Wirecard: The auditors and the mole economy

The auditing company EY filed a complaint against unknown persons for passing on a critical report classified as secret about the work of EY in the Wirecard case. According to the group, it is not about the often discussed question of whether the report should appear at all, but about the dissemination of the secret report.

The background of the paper and the advertisement is the role of the EY auditors in the Wirecard scandal. The auditing company had analyzed the Aschheim Group’s balance sheets for years and found them to be correct. For this reason, the Parliamentary Committee of Inquiry (PUA) of the Bundestag into the Wirecard case commissioned a special report to investigate precisely this role.
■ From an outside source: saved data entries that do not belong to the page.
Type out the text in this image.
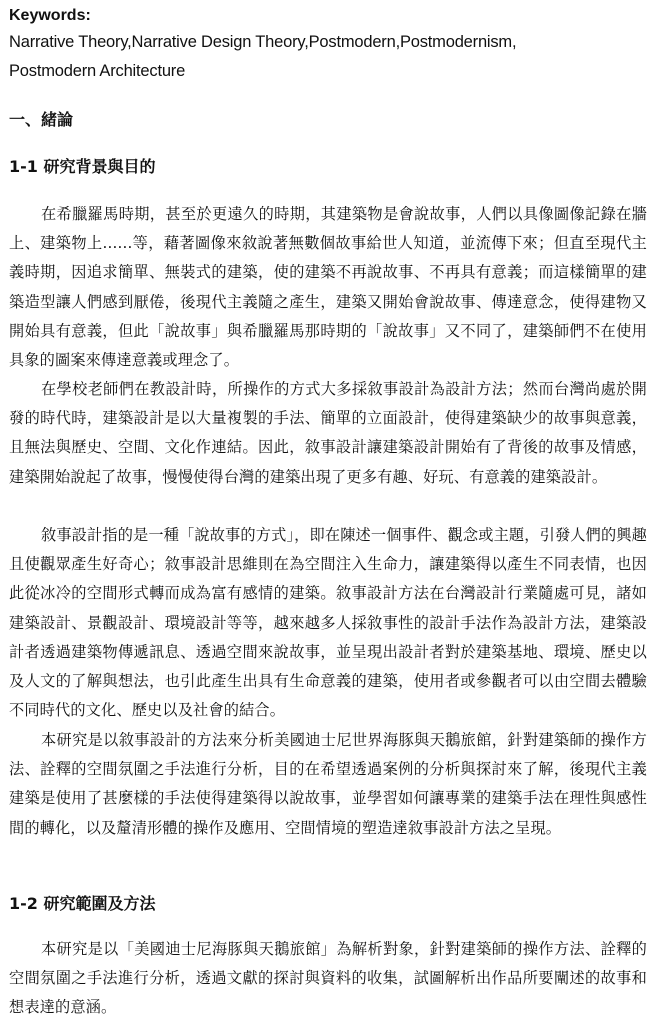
Keywords:

Narrative Theory,Narrative Design Theory,Postmodern,Postmodernism,
Postmodern Architecture

一、緒論
1-1 研究背景與目的

在希臘羅馬時期，甚至於更遠久的時期，其建築物是會說故事，人們以具像圖像記錄在牆上、建築物上......等，藉著圖像來敘說著無數個故事給世人知道，並流傳下來；但直至現代主義時期，因追求簡單、無裝式的建築，使的建築不再說故事、不再具有意義；而這樣簡單的建築造型讓人們感到厭倦，後現代主義隨之產生，建築又開始會說故事、傳達意念，使得建物又開始具有意義，但此「說故事」與希臘羅馬那時期的「說故事」又不同了，建築師們不在使用具象的圖案來傳達意義或理念了。

在學校老師們在教設計時，所操作的方式大多採敘事設計為設計方法；然而台灣尚處於開發的時代時，建築設計是以大量複製的手法、簡單的立面設計，使得建築缺少的故事與意義，且無法與歷史、空間、文化作連結。因此，敘事設計讓建築設計開始有了背後的故事及情感，建築開始說起了故事，慢慢使得台灣的建築出現了更多有趣、好玩、有意義的建築設計。

敘事設計指的是一種「說故事的方式」，即在陳述一個事件、觀念或主題，引發人們的興趣且使觀眾產生好奇心；敘事設計思維則在為空間注入生命力，讓建築得以產生不同表情，也因此從冰冷的空間形式轉而成為富有感情的建築。敘事設計方法在台灣設計行業隨處可見，諸如建築設計、景觀設計、環境設計等等，越來越多人採敘事性的設計手法作為設計方法，建築設計者透過建築物傳遞訊息、透過空間來說故事，並呈現出設計者對於建築基地、環境、歷史以及人文的了解與想法，也引此產生出具有生命意義的建築，使用者或參觀者可以由空間去體驗不同時代的文化、歷史以及社會的結合。

本研究是以敘事設計的方法來分析美國迪士尼世界海豚與天鵝旅館，針對建築師的操作方法、詮釋的空間氛圍之手法進行分析，目的在希望透過案例的分析與探討來了解，後現代主義建築是使用了甚麼樣的手法使得建築得以說故事，並學習如何讓專業的建築手法在理性與感性間的轉化，以及釐清形體的操作及應用、空間情境的塑造達敘事設計方法之呈現。

1-2 研究範圍及方法

本研究是以「美國迪士尼海豚與天鵝旅館」為解析對象，針對建築師的操作方法、詮釋的空間氛圍之手法進行分析，透過文獻的探討與資料的收集，試圖解析出作品所要闡述的故事和想表達的意涵。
The result is the so-called Wambach Report, named after its author Martin Wambach, who developed the report together with his team.

The 168-page paper, in which EY does not get off particularly well, was classified as secret by the secret protection agency of the German Bundestag in April. This means that the report is usually not available to the public. The reason for this classification was EY’s concerns, as the report contained, among other things, trade secrets. The auditors suggested that only a summary be published, which should not affect business secrets or the personal rights of EY employees.

However, the PUA did not accept this offer and preferred to publish the report in full. Also because the public could get a complete picture of the scandal, as the CSU politician Hans Michelbach said. “It is in the public interest that the confidentiality of the investigator’s reports be lifted,” said Michelbach. In the weeks that followed, the case reached the Federal Court of Justice, where the judge responsible initially rejected the request of the Parliamentary Compromise Committee for publication. The PUA appealed against this.

That Handelsblatt then published the Wambach Report in full in mid-November, citing the public interest, but with some blackouts. For example, the names of EY employees are illegible in order to protect their personal rights, as the newspaper writes.

The EY report now drawn up by the law firm Freshfields is directed against unknown persons and concerns the disclosure of the report by someone who had access to it. “From the point of view of EY, the passing on of the report represents a circumvention of this procedure provided for by the rule of law, violates the supreme judicial decision-making authority and creates facts on its own,” said an EY spokesman. By the procedure provided for by the rule of law, EY means the decision of the BGH. The criminal complaint is explicitly not aimed at the question of whether a publication would be lawful at all. A decision by the Federal Court of Justice is currently still pending.